I gently stroked Brightwind's folded wing membrane and quietly prayed for him. If I do not see you again in this life, little flier, I will greet you when both our spirits fly above the Shards.
"Come on, let's go," Amethyst shouted from the doorway. I turned to see her just returning form the hallway. She carried several large rifles of a type I had never seen before. She tossed one to Louis just as Lerner entered the room behind her.
“Gossamyr,” he gasped. “The Xique...”
I nodded solemnly. “Brightwind told us.”
“They didn’t attack me,” my husband said. “But they wouldn't let me enter. They just hissed a warning at me. There were only a few of them by the entrance. But there were so many tracks going into the Tower. I could hear screams...”
We all looked at Lerner, t
hen at the weapons in Louis and Amethyst’s hands. The spider swarm whispered from above, "Amethyst, what do you intend to do?"
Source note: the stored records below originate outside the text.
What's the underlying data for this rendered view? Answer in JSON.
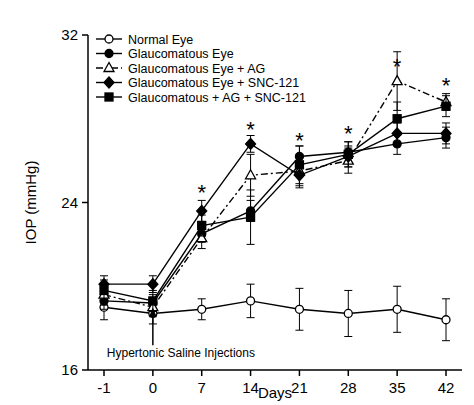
{
  "chart_data": {
    "type": "line",
    "x_label": "Days",
    "y_label": "IOP (mmHg)",
    "categories": [
      "-1",
      "0",
      "7",
      "14",
      "21",
      "28",
      "35",
      "42"
    ],
    "ylim": [
      16,
      32
    ],
    "yticks": [
      16,
      24,
      32
    ],
    "legend": "upper-left",
    "grid": false,
    "series": [
      {
        "name": "Normal Eye",
        "color": "#000000",
        "marker": "circle-open",
        "line_style": "solid",
        "values": [
          19.0,
          18.7,
          18.9,
          19.3,
          18.9,
          18.7,
          18.9,
          18.4
        ],
        "errors": [
          0.6,
          0.5,
          0.5,
          0.8,
          1.0,
          1.1,
          1.1,
          1.0
        ]
      },
      {
        "name": "Glaucomatous Eye",
        "color": "#000000",
        "marker": "circle",
        "line_style": "solid",
        "values": [
          19.3,
          19.2,
          22.5,
          23.6,
          26.2,
          26.4,
          26.8,
          27.1
        ],
        "errors": [
          0.4,
          0.4,
          0.4,
          0.5,
          0.5,
          0.5,
          0.5,
          0.5
        ]
      },
      {
        "name": "Glaucomatous Eye + AG",
        "color": "#000000",
        "marker": "triangle-open",
        "line_style": "dashdot",
        "values": [
          19.6,
          19.0,
          22.3,
          25.3,
          25.5,
          26.0,
          29.8,
          28.8
        ],
        "errors": [
          0.5,
          0.4,
          0.5,
          1.0,
          0.8,
          0.6,
          1.4,
          0.4
        ]
      },
      {
        "name": "Glaucomatous Eye + SNC-121",
        "color": "#000000",
        "marker": "diamond",
        "line_style": "solid",
        "values": [
          20.1,
          20.1,
          23.6,
          26.8,
          25.3,
          26.2,
          27.3,
          27.3
        ],
        "errors": [
          0.4,
          0.4,
          0.5,
          0.4,
          0.5,
          0.5,
          0.5,
          0.5
        ]
      },
      {
        "name": "Glaucomatous + AG + SNC-121",
        "color": "#000000",
        "marker": "square",
        "line_style": "solid",
        "values": [
          19.8,
          19.3,
          22.9,
          23.3,
          25.8,
          26.3,
          28.0,
          28.6
        ],
        "errors": [
          0.5,
          0.5,
          0.5,
          1.3,
          0.9,
          0.6,
          0.8,
          0.5
        ]
      }
    ],
    "annotations": [
      {
        "x": "0",
        "y": 16.8,
        "text": "Hypertonic Saline Injections"
      },
      {
        "x": "7",
        "y": 24.6,
        "text": "*"
      },
      {
        "x": "14",
        "y": 27.6,
        "text": "*"
      },
      {
        "x": "21",
        "y": 27.1,
        "text": "*"
      },
      {
        "x": "28",
        "y": 27.4,
        "text": "*"
      },
      {
        "x": "35",
        "y": 30.6,
        "text": "*"
      },
      {
        "x": "42",
        "y": 29.7,
        "text": "*"
      }
    ]
  }
}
The towering Orc set her jaw in a hard, grim line, fingers tensing on her weapon. "Making sure that kid wasn’t just sucking oxygen when he said we were the Myotans’ friends. Come on!"
TWENTY-THREE
Newly-encountered peoples during a first contact situation will have three general responses: they’ll greet you, they’ll run away, or they’ll try to murder you.
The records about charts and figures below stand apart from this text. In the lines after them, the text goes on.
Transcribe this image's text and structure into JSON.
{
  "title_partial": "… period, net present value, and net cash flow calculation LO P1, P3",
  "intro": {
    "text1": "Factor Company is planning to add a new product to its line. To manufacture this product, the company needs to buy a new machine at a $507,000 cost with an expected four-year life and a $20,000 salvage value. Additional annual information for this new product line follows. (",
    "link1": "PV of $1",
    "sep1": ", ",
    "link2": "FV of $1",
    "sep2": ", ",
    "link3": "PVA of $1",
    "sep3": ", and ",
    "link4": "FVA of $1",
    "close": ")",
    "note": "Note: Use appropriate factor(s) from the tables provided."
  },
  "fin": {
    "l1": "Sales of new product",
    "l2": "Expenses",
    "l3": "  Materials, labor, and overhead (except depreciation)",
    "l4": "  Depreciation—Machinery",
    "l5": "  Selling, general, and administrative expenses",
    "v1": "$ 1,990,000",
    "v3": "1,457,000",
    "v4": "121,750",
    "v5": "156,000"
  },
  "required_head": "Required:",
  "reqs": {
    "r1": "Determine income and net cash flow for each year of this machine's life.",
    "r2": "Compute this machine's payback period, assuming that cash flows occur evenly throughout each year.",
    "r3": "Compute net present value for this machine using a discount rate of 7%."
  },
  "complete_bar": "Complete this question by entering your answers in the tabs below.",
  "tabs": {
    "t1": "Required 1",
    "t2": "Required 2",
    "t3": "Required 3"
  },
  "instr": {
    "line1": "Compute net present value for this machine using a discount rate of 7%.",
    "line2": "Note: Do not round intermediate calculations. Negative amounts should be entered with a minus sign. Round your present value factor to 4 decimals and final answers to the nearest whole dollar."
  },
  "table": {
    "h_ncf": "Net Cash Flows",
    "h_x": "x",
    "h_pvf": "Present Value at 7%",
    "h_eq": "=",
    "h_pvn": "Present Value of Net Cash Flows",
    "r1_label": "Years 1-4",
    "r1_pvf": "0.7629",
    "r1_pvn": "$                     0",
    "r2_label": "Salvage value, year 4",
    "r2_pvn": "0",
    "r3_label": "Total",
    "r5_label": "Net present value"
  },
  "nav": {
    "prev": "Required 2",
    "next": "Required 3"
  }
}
New explorers are usually shocked by how often it’s option number three.
--from The Explorer Profession, an OEC Orientation Booklet, Sheltem Publishing Group, Teranesia, 543.
* * *
Bodies were strewn everywhere. I whispered a fervent thanks to the Sky Spirit that most of them were not Myotan.
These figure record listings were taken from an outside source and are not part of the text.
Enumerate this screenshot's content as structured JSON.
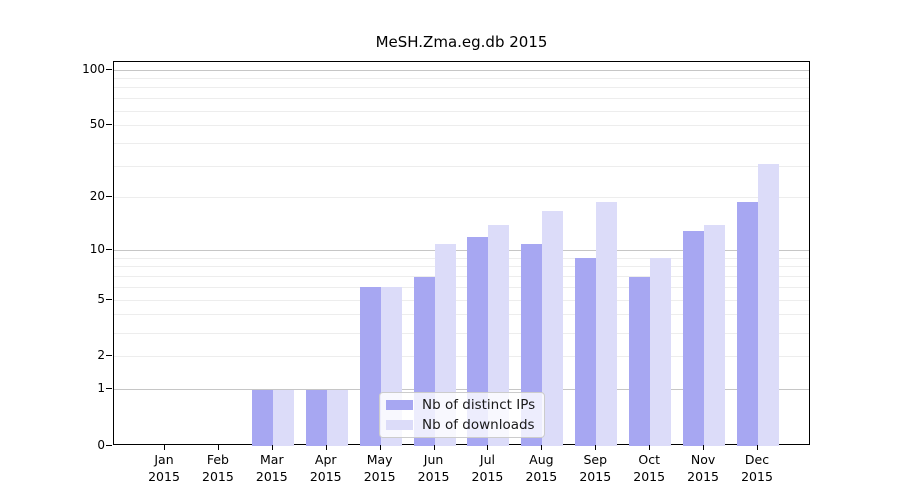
{
  "figure": {
    "title": "MeSH.Zma.eg.db 2015"
  },
  "colors": {
    "distinct_ips_bar": "#a7a7f2",
    "downloads_bar": "#dcdcf9",
    "major_gridline": "#c6c6c6",
    "minor_gridline": "#ededed",
    "axis": "#000000",
    "legend_border": "#cccccc",
    "legend_background": "rgba(255,255,255,0.8)"
  },
  "chart_data": {
    "type": "bar",
    "title": "MeSH.Zma.eg.db 2015",
    "categories": [
      "Jan 2015",
      "Feb 2015",
      "Mar 2015",
      "Apr 2015",
      "May 2015",
      "Jun 2015",
      "Jul 2015",
      "Aug 2015",
      "Sep 2015",
      "Oct 2015",
      "Nov 2015",
      "Dec 2015"
    ],
    "series": [
      {
        "name": "Nb of distinct IPs",
        "color": "#a7a7f2",
        "values": [
          0,
          0,
          1,
          1,
          6,
          7,
          12,
          11,
          9,
          7,
          13,
          19
        ]
      },
      {
        "name": "Nb of downloads",
        "color": "#dcdcf9",
        "values": [
          0,
          0,
          1,
          1,
          6,
          11,
          14,
          17,
          19,
          9,
          14,
          31
        ]
      }
    ],
    "xlabel": "",
    "ylabel": "",
    "yscale": "log1p",
    "ylim": [
      0,
      110
    ],
    "y_tick_values": [
      0,
      1,
      2,
      5,
      10,
      20,
      50,
      100
    ],
    "y_major_gridlines": [
      1,
      10,
      100
    ],
    "y_minor_gridlines": [
      2,
      3,
      4,
      5,
      6,
      7,
      8,
      9,
      20,
      30,
      40,
      50,
      60,
      70,
      80,
      90
    ],
    "grid": "horizontal",
    "legend_position": "bottom-center"
  }
}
Barely twenty minutes had passed since Brightwind had shuddered into unconsciousness. A storm of hot debate had quickly followed Amethyst's bold statement; not so much if we should help my people, but how. Jacqueline ceded her authority in this matter to Amethyst, as she was the only fighting expert among us. The Orc's plan had originally been to send only herself and Louis, the only other experienced combatant aboard, into the Tower.
I would hear none of that. These were my people. I could not sit in safety while they were being slaughtered. I calmly, coldly told Amethyst that I was going with her and Louis, and that she had better show me how to work one of her strange rifles.
Amethyst began to protest, but then she locked eyes with me and her words ground to a halt. She was three times my size and could have snapped me in two with a flexing of her arms. But she nodded and tossed me a rifle, showing me its basic operations.